The in vivo identification of a target cell population is required, and required quickly, in many industries. Such applications include those where the selected cells are destined for other applications that require the cells to be living after identification. For example, cells are processed using fluorescence-activated cell sorting, where cells are cultured and expanded in vitro after sorting, or in sperm sorting by gender in animal husbandry applications.
Being able to pre-select animal offspring gender would allow more efficient operations of livestock producers. Dairy farmers have little use for most bull calves. For example, males are preferred in beef cattle and sheep because males grow faster, producing more meat more quickly.
The male reproductive cells, the sperm, determine the gender of the offspring. Most males carry an X and a Y sex chromosome, whereas females carry two X chromosomes. A sperm or an egg contains one half of that parent's genetic information; however, the egg only carries an X chromosome one of each pair of autosomes. In mammals, the egg always contains an X chromosome, while the sperm carries either an X or Y chromosome.
Distinguishing male-producing from female-producing sperm is most easily accomplished by exploiting the difference in the size of the two sex chromosomes. The X chromosome contains more DNA than does the Y chromosome. For example, the difference in total DNA between X-bearing sperm and Y-bearing sperm is 3.4% in boar, 3.8% in bull, and 4.2% in ram sperm.
Distinguishing Cells
To illuminate the workings of cells or distinguish cells that differ from each other by the slightest difference (e.g., expression of a particular molecule), various visualization methods have been used for decades, from simple light microscopic observations to high-voltage electronic microscopy. In most of these techniques, cells or tissue are preserved, usually using a cross-linking agent such as an aldehyde (proteins, e.g., glutaraldehyde and formaldehyde), osmium (lipids) or by precipitating parts of the cells, such as cold methanol and proteins. These techniques suffer from the preparation processes that allow for the visualization. Fixation procedures often incur artifacts; for example, in the early days of electronic microscopy (EM), multilamellar bodies were observed but were later understood to be mostly by-products of the fixation protocols, not actual structures found in living mammalian cells. While fixation protocols do preserve some of the cell structure, there are many structures that are difficult to preserve, or when preserved under appropriate conditions, the rest of the cell architecture is destroyed.
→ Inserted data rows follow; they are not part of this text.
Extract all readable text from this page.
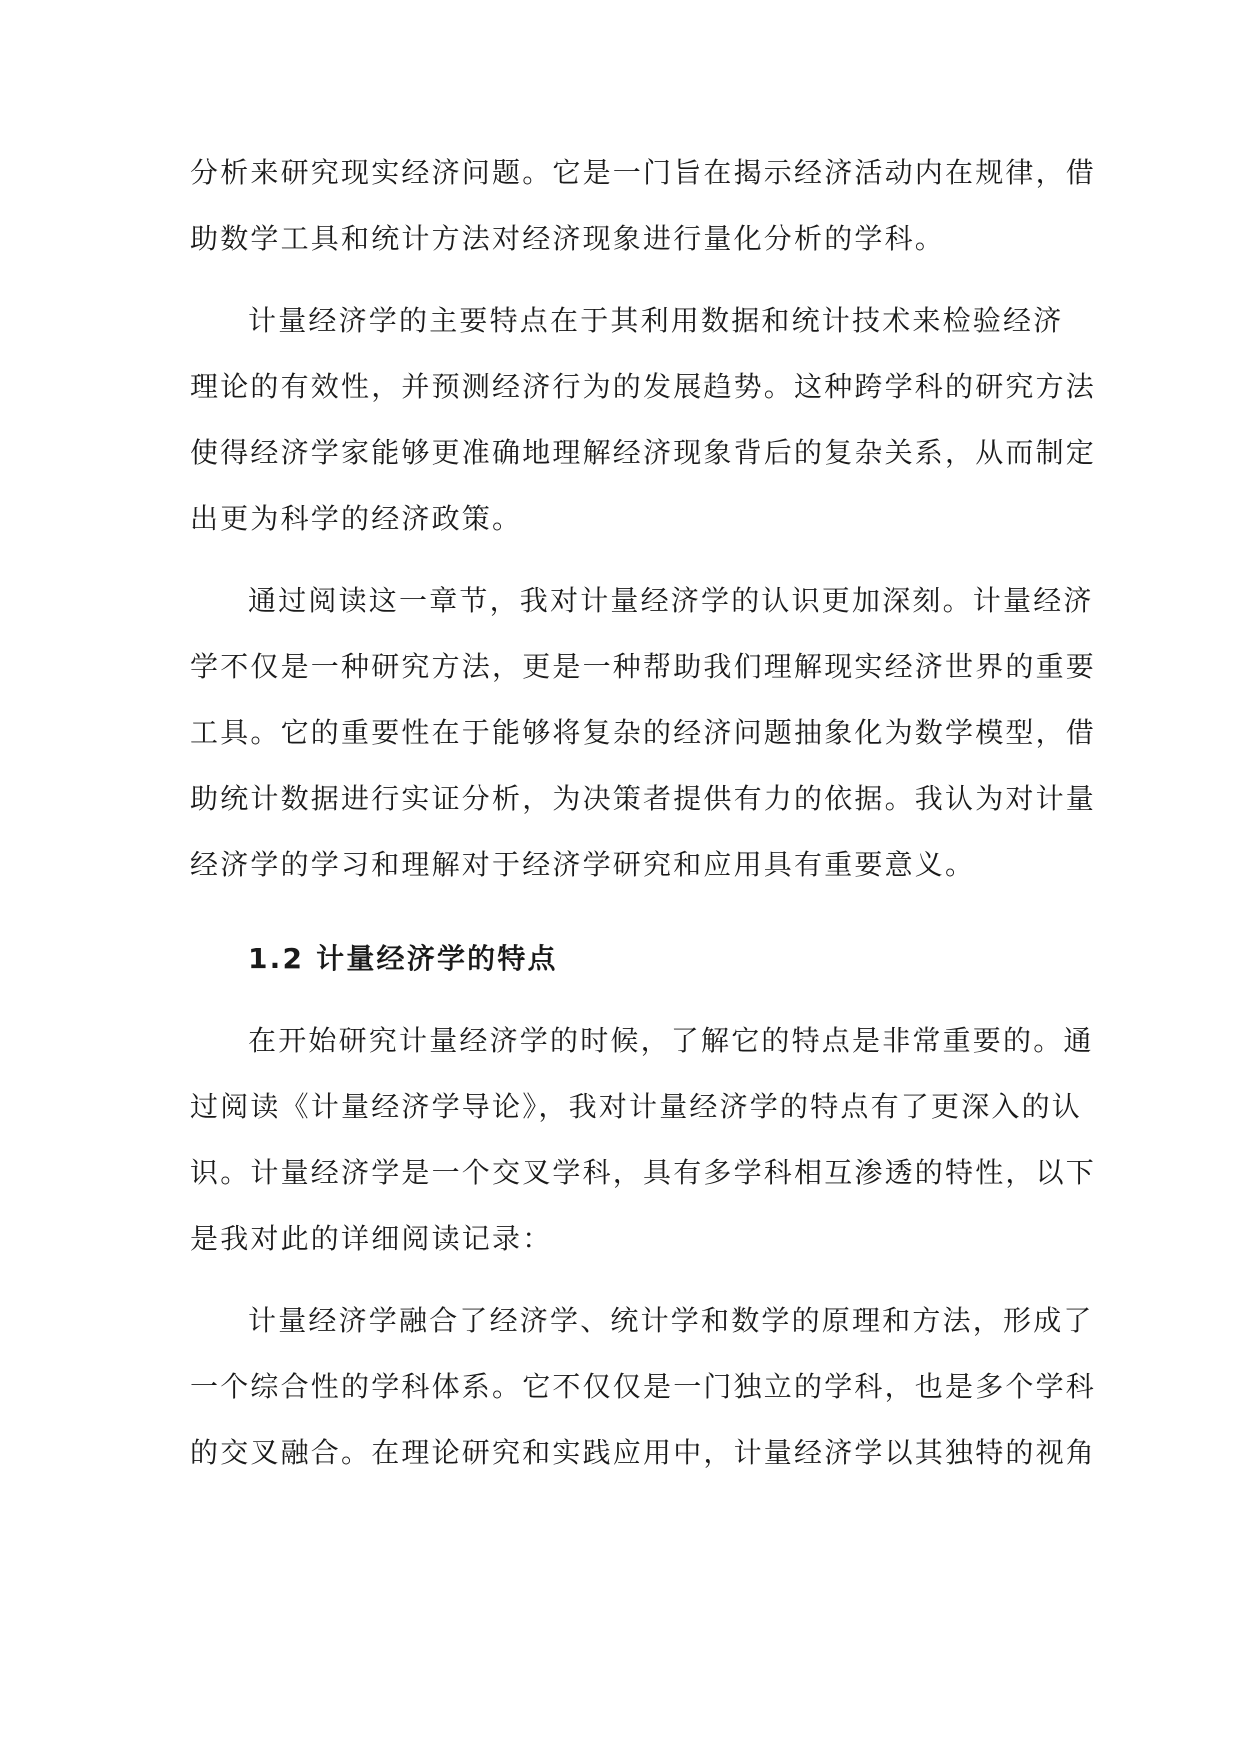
分析来研究现实经济问题。它是一门旨在揭示经济活动内在规律，借
助数学工具和统计方法对经济现象进行量化分析的学科。
计量经济学的主要特点在于其利用数据和统计技术来检验经济
理论的有效性，并预测经济行为的发展趋势。这种跨学科的研究方法
使得经济学家能够更准确地理解经济现象背后的复杂关系，从而制定
出更为科学的经济政策。
通过阅读这一章节，我对计量经济学的认识更加深刻。计量经济
学不仅是一种研究方法，更是一种帮助我们理解现实经济世界的重要
工具。它的重要性在于能够将复杂的经济问题抽象化为数学模型，借
助统计数据进行实证分析，为决策者提供有力的依据。我认为对计量
经济学的学习和理解对于经济学研究和应用具有重要意义。
1.2 计量经济学的特点
在开始研究计量经济学的时候，了解它的特点是非常重要的。通
过阅读《计量经济学导论》，我对计量经济学的特点有了更深入的认
识。计量经济学是一个交叉学科，具有多学科相互渗透的特性，以下
是我对此的详细阅读记录：
计量经济学融合了经济学、统计学和数学的原理和方法，形成了
一个综合性的学科体系。它不仅仅是一门独立的学科，也是多个学科
的交叉融合。在理论研究和实践应用中，计量经济学以其独特的视角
Classically, this has been the case for the cytoskeleton, especially for exceptionally dynamic microtubules.
To overcome the limitations of visualization techniques in fixed samples, “in vivo” approaches have been explored. For example, to understand where native polypeptides localize, those polypeptides have been purified, associated with a detectable dye (usually covalently), and then introduced into the cell of interest and observed (Chamberlain and Hahn, 2000). This approach does offer the advantages of non-fixed cells; however, the time and expense to purify a target polypeptide, conjugate it to a dye, and then to microinject (a task requiring specialized equipment, experience, skill and patience) the complex into a cell often outweigh the advantages. Furthermore, only limited numbers of cells could be examined at any given time due to the limitations of microinjection.
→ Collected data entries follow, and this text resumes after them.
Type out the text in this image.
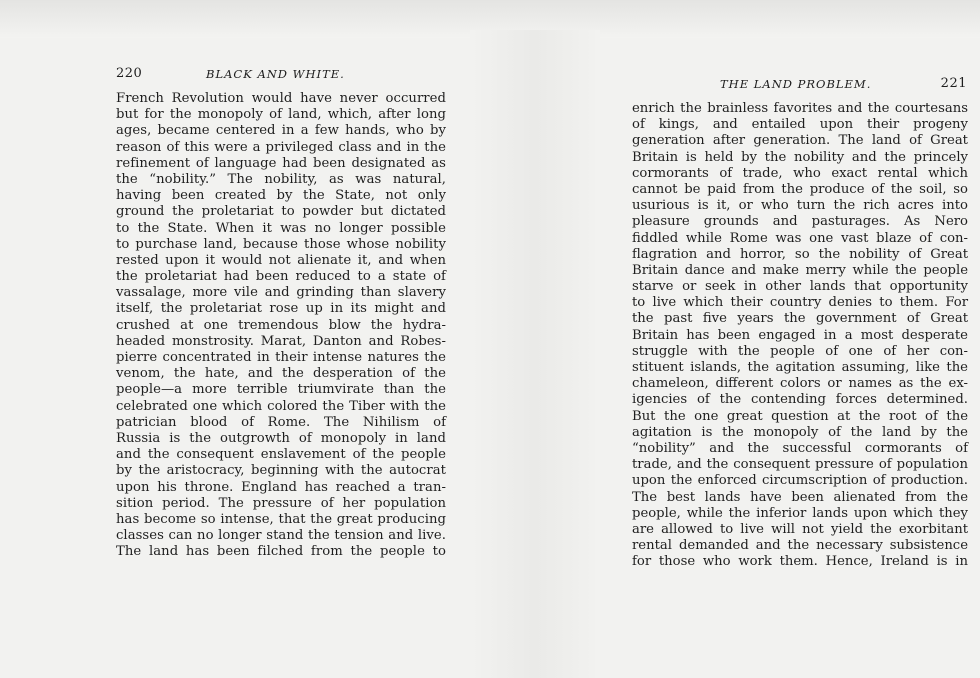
220	BLACK AND WHITE.
French Revolution would have never occurred
but for the monopoly of land, which, after long
ages, became centered in a few hands, who by
reason of this were a privileged class and in the
refinement of language had been designated as
the “nobility.” The nobility, as was natural,
having been created by the State, not only
ground the proletariat to powder but dictated
to the State. When it was no longer possible
to purchase land, because those whose nobility
rested upon it would not alienate it, and when
the proletariat had been reduced to a state of
vassalage, more vile and grinding than slavery
itself, the proletariat rose up in its might and
crushed at one tremendous blow the hydra-
headed monstrosity. Marat, Danton and Robes-
pierre concentrated in their intense natures the
venom, the hate, and the desperation of the
people—a more terrible triumvirate than the
celebrated one which colored the Tiber with the
patrician blood of Rome. The Nihilism of
Russia is the outgrowth of monopoly in land
and the consequent enslavement of the people
by the aristocracy, beginning with the autocrat
upon his throne. England has reached a tran-
sition period. The pressure of her population
has become so intense, that the great producing
classes can no longer stand the tension and live.
The land has been filched from the people to
THE LAND PROBLEM.	221
enrich the brainless favorites and the courtesans
of kings, and entailed upon their progeny
generation after generation. The land of Great
Britain is held by the nobility and the princely
cormorants of trade, who exact rental which
cannot be paid from the produce of the soil, so
usurious is it, or who turn the rich acres into
pleasure grounds and pasturages. As Nero
fiddled while Rome was one vast blaze of con-
flagration and horror, so the nobility of Great
Britain dance and make merry while the people
starve or seek in other lands that opportunity
to live which their country denies to them. For
the past five years the government of Great
Britain has been engaged in a most desperate
struggle with the people of one of her con-
stituent islands, the agitation assuming, like the
chameleon, different colors or names as the ex-
igencies of the contending forces determined.
But the one great question at the root of the
agitation is the monopoly of the land by the
“nobility” and the successful cormorants of
trade, and the consequent pressure of population
upon the enforced circumscription of production.
The best lands have been alienated from the
people, while the inferior lands upon which they
are allowed to live will not yield the exorbitant
rental demanded and the necessary subsistence
for those who work them. Hence, Ireland is in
With the advent of the discovery of green and other visible fluorescent proteins (VFPs), however, the ability to visualize polypeptides—even polypeptide-polypeptide interactions—became facile and less riddled with artifacts. Green fluorescent protein is a naturally occurring luminescent protein first found in jellyfish. Having been cloned, many variants have been produced that produce a rainbow of colors. In most instances, the protein of interest is fused by recombinant procedures to a VFP of choice and the transgene introduced and expressed in the cell of interest (Chamberlain and Hahn, 2000). While this approach is far superior to previous methods, many extra, time-consuming, steps are required from identifying the protein of interest to actually visualizing it in a living cell.
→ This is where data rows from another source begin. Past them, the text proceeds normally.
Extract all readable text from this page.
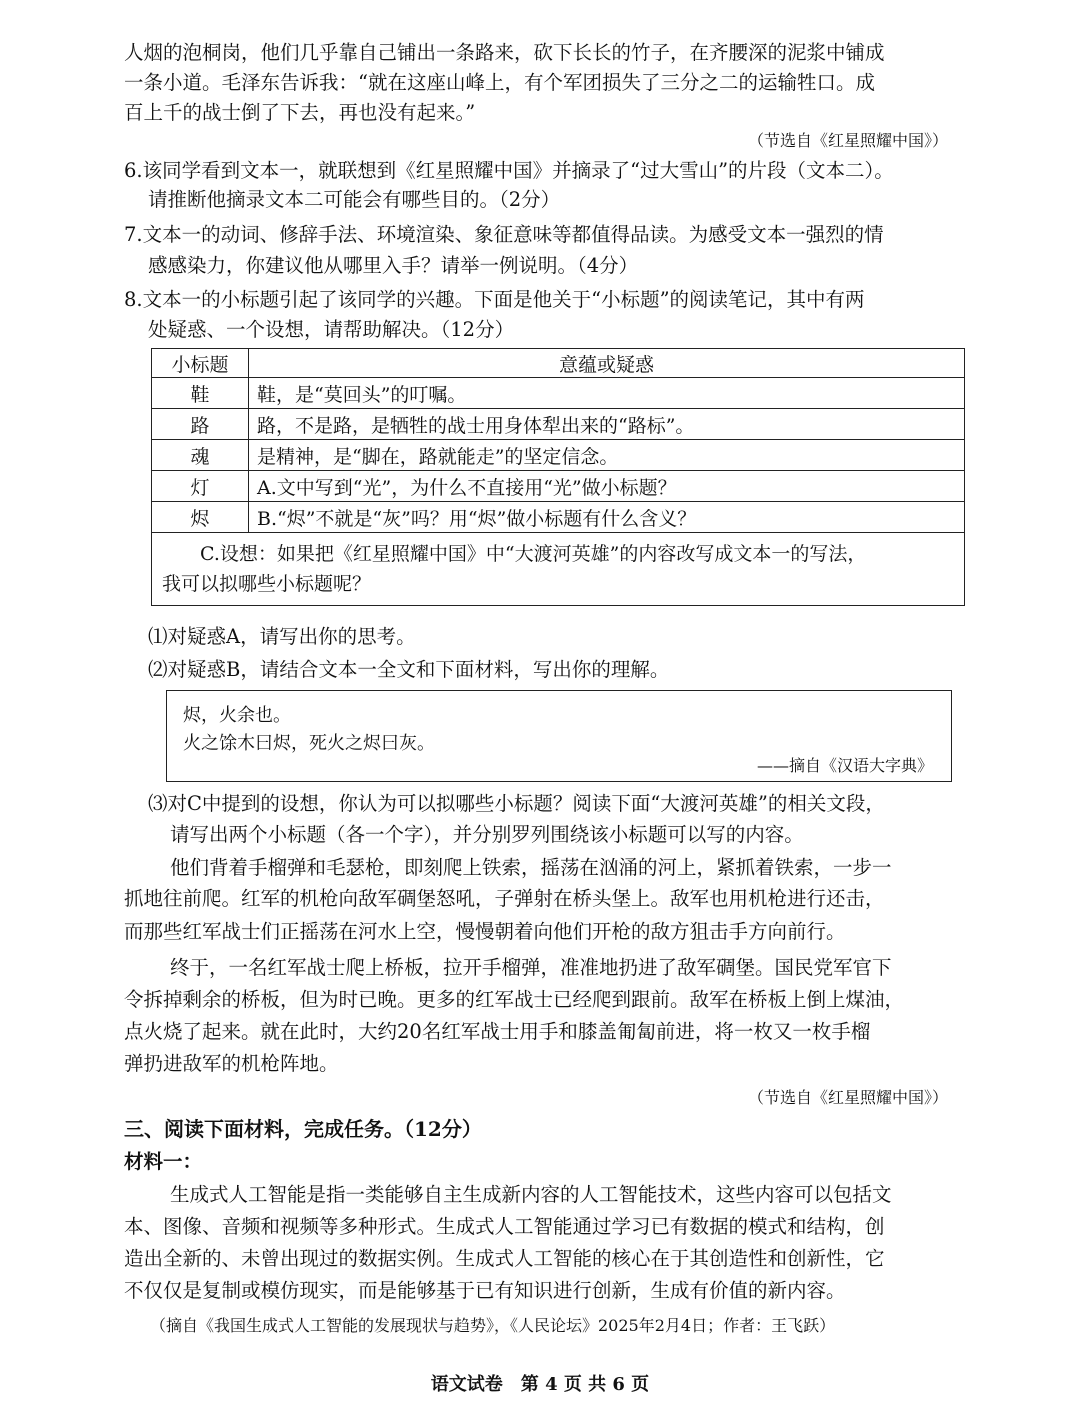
人烟的泡桐岗，他们几乎靠自己铺出一条路来，砍下长长的竹子，在齐腰深的泥浆中铺成
一条小道。毛泽东告诉我：“就在这座山峰上，有个军团损失了三分之二的运输牲口。成
百上千的战士倒了下去，再也没有起来。”
（节选自《红星照耀中国》）
6.该同学看到文本一，就联想到《红星照耀中国》并摘录了“过大雪山”的片段（文本二）。
请推断他摘录文本二可能会有哪些目的。（2分）
7.文本一的动词、修辞手法、环境渲染、象征意味等都值得品读。为感受文本一强烈的情
感感染力，你建议他从哪里入手？请举一例说明。（4分）
8.文本一的小标题引起了该同学的兴趣。下面是他关于“小标题”的阅读笔记，其中有两
处疑惑、一个设想，请帮助解决。（12分）
小标题	意蕴或疑惑
鞋	鞋，是“莫回头”的叮嘱。
路	路，不是路，是牺牲的战士用身体犁出来的“路标”。
魂	是精神，是“脚在，路就能走”的坚定信念。
灯	A.文中写到“光”，为什么不直接用“光”做小标题？
烬	B.“烬”不就是“灰”吗？用“烬”做小标题有什么含义？

C.设想：如果把《红星照耀中国》中“大渡河英雄”的内容改写成文本一的写法，
我可以拟哪些小标题呢？	
⑴对疑惑A，请写出你的思考。
⑵对疑惑B，请结合文本一全文和下面材料，写出你的理解。
烬，火余也。
火之馀木曰烬，死火之烬曰灰。
——摘自《汉语大字典》
⑶对C中提到的设想，你认为可以拟哪些小标题？阅读下面“大渡河英雄”的相关文段，
请写出两个小标题（各一个字），并分别罗列围绕该小标题可以写的内容。
他们背着手榴弹和毛瑟枪，即刻爬上铁索，摇荡在汹涌的河上，紧抓着铁索，一步一
抓地往前爬。红军的机枪向敌军碉堡怒吼，子弹射在桥头堡上。敌军也用机枪进行还击，
而那些红军战士们正摇荡在河水上空，慢慢朝着向他们开枪的敌方狙击手方向前行。
终于，一名红军战士爬上桥板，拉开手榴弹，准准地扔进了敌军碉堡。国民党军官下
令拆掉剩余的桥板，但为时已晚。更多的红军战士已经爬到跟前。敌军在桥板上倒上煤油，
点火烧了起来。就在此时，大约20名红军战士用手和膝盖匍匐前进，将一枚又一枚手榴
弹扔进敌军的机枪阵地。
（节选自《红星照耀中国》）
三、阅读下面材料，完成任务。（12分）
材料一：
生成式人工智能是指一类能够自主生成新内容的人工智能技术，这些内容可以包括文
本、图像、音频和视频等多种形式。生成式人工智能通过学习已有数据的模式和结构，创
造出全新的、未曾出现过的数据实例。生成式人工智能的核心在于其创造性和创新性，它
不仅仅是复制或模仿现实，而是能够基于已有知识进行创新，生成有价值的新内容。
（摘自《我国生成式人工智能的发展现状与趋势》，《人民论坛》2025年2月4日；作者：王飞跃）
语文试卷　第 4 页 共 6 页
Going beyond cellular localization and movement of proteins, other dyes have been exploited to identify other processes or stain specific molecules. For example, calcium-mediated signaling is monitored in living cells using the fura series of dyes. Other fluorescent dyes have been used to test the molecular size barriers of gap junctions in, for example, epithelial cells. Finally, other stains target specific molecules, such as double-stranded deoxyribonucleic acid (DNA); such stains include some of the Hoechst series of dyes, propidium iodide and ethidium bromide.
In each case, however, the challenge of introducing the dye or stain into a living cells to the appropriate target area is hindered by the cell membrane which provides a barrier to cells from the outside world. In many cases, dyes are membrane impermeant due to their hydrophobic nature or their size; even membrane-permeant dyes can require long incubation times to breach the membrane and reach the target molecules or cellular compartments. Breaching the barrier requires a physical perturbation of the membrane, such as by microinjection or fixation.
Available procedures are few and when available, often face uncompromising challenges. Even traditional methods of staining DNA in common methods of sorting sperm cells by gender require extensive incubation times at elevated temperatures (e.g., 60 minutes at 35° C.; (Johnson, 1992)), permitting quality degradation of the cells. In addition, staining must be sufficient so that the signal can be accurately and precisely detected.